Há um “alimento” que não está presente nesta roda e que foi eleito, há muito, o inimigo nº 1 nas nossas ementas, apesar de estar presente em quase tudo o que comemos (muitas vezes de forma mascarada): o açúcar. Já em 1931 o biólogo alemão Otto Warburg recebeu o prémio Nobel da Medicina por descobrir que o metabolismo dos tumores malignos estava dependente da glucose. A célula cancerígena obtém energia através da fermentação do açúcar sem recorrer ao oxigénio, ao contrário da célula saudável que obtém energia através da oxidação. Este processo está até na base de um do exames imagiológicos mais precisos, o PET, que, por contraste, busca possíveis metástases detetando as células «gulosas», que consomem mais rapidamente a glicose injetada. Como em tudo, é a quantidade exagerada que é motivo de alarme. As crianças portuguesas são as que mais açúcar ingerem na Europa: as calorias provenientes deste “alimento vazio” deveriam ficar abaixo dos 5% e ultrapassam os 25%, muito por culpa dos doces e refrigerantes mas também através do consumo de alimentos aparentemente saudáveis, como os cereais de pequeno-almoço.
A promoção do papel da alimentação na prevenção do cancro tornou-se na missão de vida de Gabriel Mateus depois de, há quatro anos, a sua filha Safira ter sido diagnosticada com um cancro renal. Acompanhei o caso desde a primeira hora e a Safira acabaria por surgir na capa da Visão, numa grande reportagem Sic-Visão e, mais tarde, ver a sua história publicada em livro, devido à oposição dos pais ao tipo de tratamento que o Instituto Português de Oncologia de Lisboa preconizava.

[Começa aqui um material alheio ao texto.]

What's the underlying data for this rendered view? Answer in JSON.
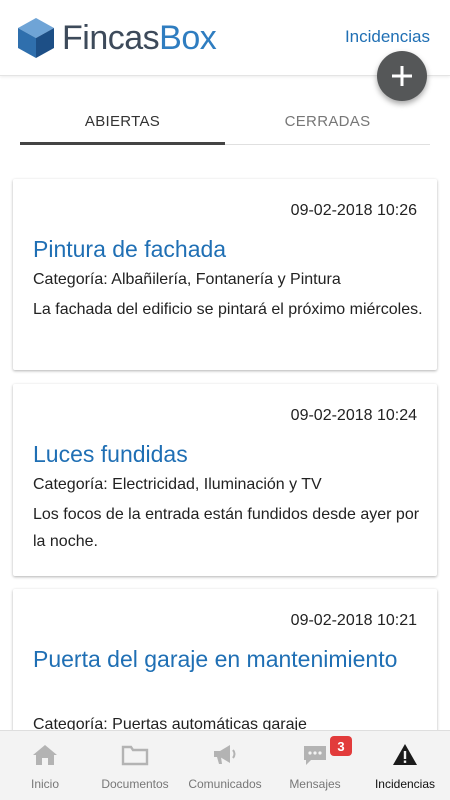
{
  "header": {
    "brand_part1": "Fincas",
    "brand_part2": "Box",
    "link_label": "Incidencias"
  },
  "fab": {
    "icon": "plus-icon"
  },
  "tabs": [
    {
      "label": "ABIERTAS",
      "active": true
    },
    {
      "label": "CERRADAS",
      "active": false
    }
  ],
  "incidents": [
    {
      "date": "09-02-2018 10:26",
      "title": "Pintura de fachada",
      "category": "Categoría: Albañilería, Fontanería y Pintura",
      "description": "La fachada del edificio se pintará el próximo miércoles."
    },
    {
      "date": "09-02-2018 10:24",
      "title": "Luces fundidas",
      "category": "Categoría: Electricidad, Iluminación y TV",
      "description": "Los focos de la entrada están fundidos desde ayer por la noche."
    },
    {
      "date": "09-02-2018 10:21",
      "title": "Puerta del garaje en mantenimiento",
      "category": "Categoría: Puertas automáticas garaje",
      "description": ""
    }
  ],
  "bottom_nav": [
    {
      "label": "Inicio",
      "icon": "home-icon",
      "active": false
    },
    {
      "label": "Documentos",
      "icon": "folder-icon",
      "active": false
    },
    {
      "label": "Comunicados",
      "icon": "megaphone-icon",
      "active": false
    },
    {
      "label": "Mensajes",
      "icon": "chat-icon",
      "active": false,
      "badge": "3"
    },
    {
      "label": "Incidencias",
      "icon": "warning-icon",
      "active": true
    }
  ],
  "colors": {
    "accent": "#1f6fb4",
    "fab": "#555758",
    "badge": "#e23b3b"
  }
}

![safira](https://images.trustinnews.pt/uploads/sites/5/2019/10/8197925safira.jpeg)
A luta pelo direito de escolha e pelo acesso a mais e melhor informação médica foi a primeira motivação da família para criar uma associação, que recebeu o nome Projeto Safira. Mas a importância da alimentação na prevenção da doença tem sido a face mais visível do seu trabalho, com os cursos que Gabriel Mateus desenvolveu sistematicamente esgotados. “Fazer da cozinha uma farmácia”, assim se designa a formação, explica de forma acessível o que devemos comer – e depois ensina a combinar esses “alicamentos” de forma a criar refeições de deixar qualquer um com água na boca.
Buscando aprender mais, Gabriel Mateus fez um curso de Nutrição e Dietética no Instituto Profissional de Estudos da Saúde, fez uma Pós-Graduação e está agora a terminar o mestrado em Nutrição Clínica no Instituto Superior de Ciências da Saúde Egas Moniz. Se puder, dedique uns minutos a responder a este questionário. O estudo visa não só aferir o nível de informação da população como estimular medidas de prevenção por parte das Instituições e responsáveis no âmbito da saúde pública.

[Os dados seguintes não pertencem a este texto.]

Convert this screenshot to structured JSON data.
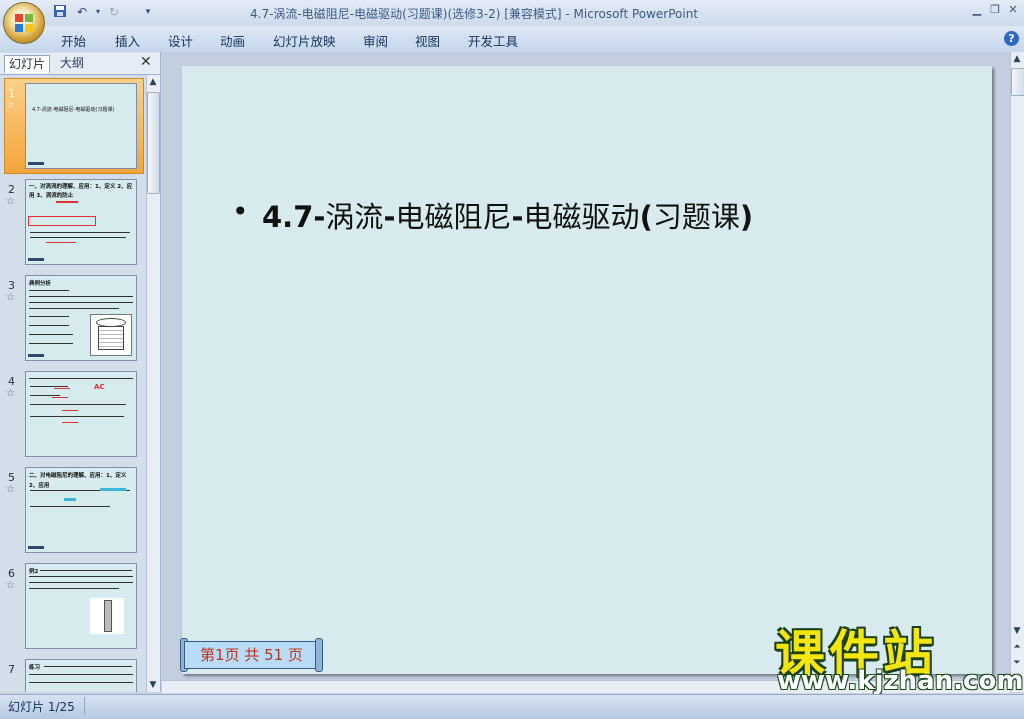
{
  "window": {
    "title": "4.7-涡流-电磁阻尼-电磁驱动(习题课)(选修3-2) [兼容模式] - Microsoft PowerPoint"
  },
  "ribbon": {
    "tabs": [
      "开始",
      "插入",
      "设计",
      "动画",
      "幻灯片放映",
      "审阅",
      "视图",
      "开发工具"
    ]
  },
  "panel": {
    "tab_slides": "幻灯片",
    "tab_outline": "大纲"
  },
  "thumbnails": [
    {
      "num": "1",
      "text": "4.7-涡流-电磁阻尼-电磁驱动(习题课)"
    },
    {
      "num": "2",
      "text": "一、对涡流的理解、应用：1、定义 2、应用 3、涡流的防止"
    },
    {
      "num": "3",
      "text": "典例分析"
    },
    {
      "num": "4",
      "text": "AC"
    },
    {
      "num": "5",
      "text": "二、对电磁阻尼的理解、应用：1、定义 2、应用"
    },
    {
      "num": "6",
      "text": "例2"
    },
    {
      "num": "7",
      "text": "练习"
    }
  ],
  "slide": {
    "bullet": "•",
    "title_prefix": "4.7-",
    "title_part1": "涡流",
    "title_dash1": "-",
    "title_part2": "电磁阻尼",
    "title_dash2": "-",
    "title_part3": "电磁驱动",
    "title_paren_open": "(",
    "title_part4": "习题课",
    "title_paren_close": ")",
    "page_badge": "第1页 共 51 页"
  },
  "watermark": {
    "title": "课件站",
    "url": "www.kjzhan.com"
  },
  "status": {
    "slide_indicator": "幻灯片 1/25"
  }
}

A alimentação da Safira já era cuidada antes da doença. Mas a ementa do seu dia-a-dia passou a ter ainda mais importância na fase de recuperação, com o pai a dedicar horas a fio à confeção de tudo o que ela come. Aos 6 anos, já não estranhava os sumos de legumes, as sopas de cereais, algas e leguminosas, ou os bolos sem farinhas refinadas ou açúcar, adoçados apenas com fruta ou stevia. Hoje, aos 10 anos, Safira está bem de saúde e já é também uma maestrina à roda dos tachos. É na cozinha, ao lado do pai, de avental colorido e mangas arregaçadas, que vai aprendendo a dominar essa alquimia de ciência e amor que mantém a doença à distância.
Que o seu exemplo continue a encorajar-nos a fazer as mudanças que se impõem. A bem da nossa saúde.